MTT Assay (7d) on CB Cells.
Collagen coat required wells at least 2h prior to setting up MTT assay. Refer to (Collagen Coating of Cell Culture Vessels) for protocol.
• Harvest cells as usual by trypsinisation.
• Pellet cells @ 250g, 5min
• Aspirate trypsin/media and resuspend cells in appropriate volume of media (1ml).
• Count cells using haemocytometre to determine number of cells/ml
• Want 20cells/μl x 8000μl. Make dilution of cells to achieve this in 50ml tube.
• Pipette 4ml media into reagent reservoir and using multi-channel pipettor pipette 100μl of media only into media only control wells.
• Empty reagent reservoir and mix 20cells/μl dilution thoroughly and pipette into reagent reservoir.
• Using multi-channel pipettor seed 100μl of 20cells/μl dilution into each well of 37°C assay
• Add appropriate volume of γ-IFN to remaining cells in reservoir (measure how many mls are left and add this many μls of γ-IFN (1x104units/ml)).
• Mix remaining cell dilution (with γ-IFN) thoroughly and using multi-channel pipettor, pipette 100μl into each well of the 33°C with γ-IFN assay.
• Incubate at appropriate temperature.
• Each day just prior to being time to add MTT reagent 1 change the media on all of the wells (aspirate off existing media and replace with another 100μl of media using reagent reservoir and multi-channel pipettor*).

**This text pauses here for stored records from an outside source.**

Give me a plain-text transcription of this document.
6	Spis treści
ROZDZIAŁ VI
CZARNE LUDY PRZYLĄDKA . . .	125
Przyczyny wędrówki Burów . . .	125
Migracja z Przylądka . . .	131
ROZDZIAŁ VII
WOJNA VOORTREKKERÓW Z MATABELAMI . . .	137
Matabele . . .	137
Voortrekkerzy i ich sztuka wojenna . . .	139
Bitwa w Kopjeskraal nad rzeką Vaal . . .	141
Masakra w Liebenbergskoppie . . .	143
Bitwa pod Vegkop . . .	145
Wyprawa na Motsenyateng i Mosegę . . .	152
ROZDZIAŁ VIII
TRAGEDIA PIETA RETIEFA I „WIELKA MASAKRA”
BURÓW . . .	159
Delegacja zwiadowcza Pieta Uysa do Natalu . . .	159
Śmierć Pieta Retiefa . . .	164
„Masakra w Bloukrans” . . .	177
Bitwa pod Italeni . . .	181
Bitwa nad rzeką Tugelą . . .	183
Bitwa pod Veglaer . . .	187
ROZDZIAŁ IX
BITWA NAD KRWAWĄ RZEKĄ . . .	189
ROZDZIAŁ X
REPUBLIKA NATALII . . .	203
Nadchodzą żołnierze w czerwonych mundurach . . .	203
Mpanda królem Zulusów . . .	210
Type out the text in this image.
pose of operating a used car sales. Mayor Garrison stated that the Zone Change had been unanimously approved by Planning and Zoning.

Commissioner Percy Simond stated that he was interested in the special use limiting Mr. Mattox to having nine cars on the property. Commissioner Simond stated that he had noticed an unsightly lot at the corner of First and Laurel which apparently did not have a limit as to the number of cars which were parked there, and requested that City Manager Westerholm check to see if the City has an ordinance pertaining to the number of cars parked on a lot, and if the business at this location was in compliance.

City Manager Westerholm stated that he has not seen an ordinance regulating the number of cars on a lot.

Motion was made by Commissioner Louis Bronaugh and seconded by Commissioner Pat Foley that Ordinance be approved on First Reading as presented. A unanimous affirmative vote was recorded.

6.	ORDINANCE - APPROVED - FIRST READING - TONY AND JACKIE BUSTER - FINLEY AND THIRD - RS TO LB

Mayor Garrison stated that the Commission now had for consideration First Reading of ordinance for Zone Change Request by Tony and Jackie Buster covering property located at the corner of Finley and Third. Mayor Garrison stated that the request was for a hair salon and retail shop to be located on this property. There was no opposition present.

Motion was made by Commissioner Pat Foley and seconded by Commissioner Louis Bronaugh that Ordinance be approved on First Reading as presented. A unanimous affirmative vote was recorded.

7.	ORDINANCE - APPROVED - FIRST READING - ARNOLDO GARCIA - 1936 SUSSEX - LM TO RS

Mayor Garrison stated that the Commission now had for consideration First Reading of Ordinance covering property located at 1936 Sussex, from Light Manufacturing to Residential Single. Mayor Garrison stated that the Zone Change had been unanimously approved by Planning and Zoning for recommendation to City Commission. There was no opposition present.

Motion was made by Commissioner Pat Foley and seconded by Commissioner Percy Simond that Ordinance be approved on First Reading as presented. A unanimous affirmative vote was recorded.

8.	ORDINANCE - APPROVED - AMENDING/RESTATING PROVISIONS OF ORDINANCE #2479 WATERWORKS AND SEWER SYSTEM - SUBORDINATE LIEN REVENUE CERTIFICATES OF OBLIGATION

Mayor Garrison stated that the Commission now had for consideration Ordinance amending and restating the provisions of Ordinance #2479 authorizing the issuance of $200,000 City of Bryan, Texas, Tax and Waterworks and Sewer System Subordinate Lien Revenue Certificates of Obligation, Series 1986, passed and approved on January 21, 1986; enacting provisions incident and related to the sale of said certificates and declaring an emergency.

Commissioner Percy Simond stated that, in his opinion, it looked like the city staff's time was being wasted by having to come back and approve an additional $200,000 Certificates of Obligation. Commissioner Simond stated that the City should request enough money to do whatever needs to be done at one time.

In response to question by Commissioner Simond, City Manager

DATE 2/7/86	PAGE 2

• After 24h from placing experiment in incubator add 10μl of MTT reagent 1 to day 1 triplicates and place back in incubator.
• After 4h add 100μl of MTT reagent 2 to day 1 triplicates and place back in incubator.
• The following morning transfer day 1 well contents to a new 96 well plate and read at 570nm.
• Repeat the above process for day 2 through to day 7.